What is truly valuable is the understanding of the business in people's minds: how this function operates, how we run a YC event, etc. As for the software actually used to execute the event, you can generate it for this event, use it, and then discard it. A month or two later, when the model gets smarter, you throw away the old software, give it the original instructions again, and generate a new version of the software.

So, I believe the valuable things are business context and skills. The software built upon them is temporary.

So what is the role of humans in this world?

I think we are discussing a "company brain." I know many people in this room are working on something similar. The middle part – all your data, emails, DMs, skills, know-how – is the company brain.

Humans are on the edge of this brain, responsible for interacting with the real world. That is, humans are where this intelligent system touches reality. Humans can enter scenarios that the model temporarily cannot access, like meeting someone in person, or novel, complex situations.
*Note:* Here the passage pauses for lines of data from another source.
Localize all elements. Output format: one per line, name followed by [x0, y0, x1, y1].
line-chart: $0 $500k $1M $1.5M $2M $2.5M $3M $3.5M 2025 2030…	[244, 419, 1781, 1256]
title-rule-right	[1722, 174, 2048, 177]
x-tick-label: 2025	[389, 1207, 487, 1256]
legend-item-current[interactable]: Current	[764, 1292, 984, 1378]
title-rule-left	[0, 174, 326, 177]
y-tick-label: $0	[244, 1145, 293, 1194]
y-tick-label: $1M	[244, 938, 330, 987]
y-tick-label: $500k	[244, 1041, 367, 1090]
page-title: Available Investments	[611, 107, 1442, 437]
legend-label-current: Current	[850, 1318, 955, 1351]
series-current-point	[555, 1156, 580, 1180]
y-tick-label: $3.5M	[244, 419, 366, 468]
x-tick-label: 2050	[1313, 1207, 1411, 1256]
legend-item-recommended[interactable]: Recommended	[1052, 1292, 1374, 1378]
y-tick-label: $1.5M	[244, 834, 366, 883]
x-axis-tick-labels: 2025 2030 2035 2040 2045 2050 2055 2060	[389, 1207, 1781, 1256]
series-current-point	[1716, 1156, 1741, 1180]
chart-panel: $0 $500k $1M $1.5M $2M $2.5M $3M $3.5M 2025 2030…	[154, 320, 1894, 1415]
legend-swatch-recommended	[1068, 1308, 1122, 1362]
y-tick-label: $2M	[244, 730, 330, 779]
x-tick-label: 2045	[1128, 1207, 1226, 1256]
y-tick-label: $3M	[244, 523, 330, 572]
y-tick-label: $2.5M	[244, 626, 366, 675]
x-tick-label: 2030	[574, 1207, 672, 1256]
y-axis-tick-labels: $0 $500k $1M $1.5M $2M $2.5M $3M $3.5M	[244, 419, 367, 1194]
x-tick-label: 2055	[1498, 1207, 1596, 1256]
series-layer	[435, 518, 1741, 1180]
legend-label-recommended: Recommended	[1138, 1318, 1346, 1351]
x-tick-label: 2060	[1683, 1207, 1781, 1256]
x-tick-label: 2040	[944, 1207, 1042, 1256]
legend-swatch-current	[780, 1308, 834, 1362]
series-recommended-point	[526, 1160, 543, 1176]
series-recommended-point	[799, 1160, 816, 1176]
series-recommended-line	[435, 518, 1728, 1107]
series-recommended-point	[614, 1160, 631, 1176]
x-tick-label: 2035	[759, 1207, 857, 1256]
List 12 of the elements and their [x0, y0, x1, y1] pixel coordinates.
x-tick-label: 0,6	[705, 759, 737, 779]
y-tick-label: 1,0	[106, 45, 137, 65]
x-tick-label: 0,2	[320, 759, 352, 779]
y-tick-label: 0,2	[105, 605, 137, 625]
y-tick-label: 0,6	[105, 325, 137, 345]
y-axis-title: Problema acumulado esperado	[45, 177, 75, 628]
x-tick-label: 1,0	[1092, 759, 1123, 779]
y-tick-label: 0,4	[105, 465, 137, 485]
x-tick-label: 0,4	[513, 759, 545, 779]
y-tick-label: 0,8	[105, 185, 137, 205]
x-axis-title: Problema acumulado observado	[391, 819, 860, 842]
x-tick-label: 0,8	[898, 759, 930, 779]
I was going to say phone calls, but AI is easily entering phone call scenarios now.

More typical are unfamiliar situations, ethical judgments, high-risk moments. For example, a founder comes to us saying they are considering separating from their co-founder. In these truly high-risk, high-emotion moments, you will still want a human present.

This is the human's place. For many of your companies, this applies to sales conversations too. For the next 20 years, I think you will still need a human in the room for a live sales pitch.

So, I think humans will live at the edge of the company brain, responsible for bringing intelligence into the real world.

I've already run overtime; the host is probably about to pull me off stage. I'll leave you with one question: If you were starting your company again today, would you design it in this form from the start?

Most of you have companies small enough that you can absolutely do this. So I don't think you have any excuse. And I know there are several people in the room who are already in the process of tearing down and rebuilding their companies.

I'll stop here and hand it over to Pete. Thank you.